Gefährliche Baustelle am U-Bahnhof Yorkstraße
Bezirksverordnete fordern provisorische Ampel

Bis Frühjahr 2021 wollen die Berliner Verkehrsbetriebe den südwestlichen Eingang des U-Bahnhofs Yorckstraße sanieren. Die Rolltreppen werden erneuert. Der Eingang ist gesperrt. Das bedeutet Umwege für Umsteiger zwischen U7 und S1 – und gefährliche Situationen.

Denn, wie tagtäglich zu beobachten ist, überqueren regelmäßig Fußgänger die Yorckstraße an dieser schlecht einsehbaren Stelle. Sie riskieren einen Unfall mit unabsehbaren Folgen. Verkehrsrechtlich macht die BVG alles richtig. Absperrgitter verhindern das Queren der Straße. Am geschlossenen Eingang zur U-Bahn hängt ein Hinweis. Danach sollen Fahrgäste 250 Meter nach Osten die Yorckstraße entlanggehen, an der dortigen Ampel die Straße queren, um auf der anderen Seite ein Stück zum nordöstlichen Eingang des U-Bahnhofs zurücklaufen.
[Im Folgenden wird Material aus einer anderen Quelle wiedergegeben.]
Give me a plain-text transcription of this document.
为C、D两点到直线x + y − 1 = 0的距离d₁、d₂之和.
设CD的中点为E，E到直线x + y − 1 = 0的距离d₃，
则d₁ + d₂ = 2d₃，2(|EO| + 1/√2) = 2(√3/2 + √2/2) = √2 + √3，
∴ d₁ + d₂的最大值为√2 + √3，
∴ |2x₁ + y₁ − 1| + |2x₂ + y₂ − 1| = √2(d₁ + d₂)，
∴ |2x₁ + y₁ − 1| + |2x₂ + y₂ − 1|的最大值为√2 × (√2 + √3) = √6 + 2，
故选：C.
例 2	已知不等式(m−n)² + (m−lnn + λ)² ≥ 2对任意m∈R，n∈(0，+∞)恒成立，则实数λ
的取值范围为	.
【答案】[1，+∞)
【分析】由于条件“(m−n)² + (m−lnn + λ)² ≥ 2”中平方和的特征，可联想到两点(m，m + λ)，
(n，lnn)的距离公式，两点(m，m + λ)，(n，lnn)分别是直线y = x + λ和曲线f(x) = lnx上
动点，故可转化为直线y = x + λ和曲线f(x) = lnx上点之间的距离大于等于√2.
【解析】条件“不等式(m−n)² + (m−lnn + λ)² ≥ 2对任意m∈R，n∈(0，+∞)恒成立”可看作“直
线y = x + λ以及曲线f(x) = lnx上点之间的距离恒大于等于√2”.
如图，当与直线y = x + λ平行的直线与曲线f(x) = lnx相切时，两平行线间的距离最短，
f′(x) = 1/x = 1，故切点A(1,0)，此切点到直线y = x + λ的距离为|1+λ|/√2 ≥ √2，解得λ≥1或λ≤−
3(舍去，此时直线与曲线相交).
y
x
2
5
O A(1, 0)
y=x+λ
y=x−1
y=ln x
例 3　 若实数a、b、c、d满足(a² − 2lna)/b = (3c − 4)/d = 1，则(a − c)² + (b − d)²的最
Das sei „ein wenig weltfremd“, merken Marijke Höppner und Axel Seltz von der SPD-Fraktion in der Bezirksverordnetenversammlung (BVV) an. Pendler laufen trotzdem über die stark befahrene Yorckstraße. „Es ist nur eine Frage der Zeit, bis etwas passiert“, meint der CDU-Fraktionsvorsitzende Matthias Steuckardt. Die SPD-Fraktion hat beantragt, für die Bauzeit am U-Bahnhofseingang auf Höhe Katzlerstraße/S-Bahnausgang Wannseebahn einen provisorischen Fußgängerüberweg mit Ampel zu installieren. Gleiches fordert auch die CDU. Am Ende wurde ein von SPD- und CDU-Fraktion gemeinsam erarbeiteter Antrag in die BVV eingebracht und angenommen. Das Bezirksamt soll sich nun bei der Verkehrslenkung Berlin für die Ampel einsetzen.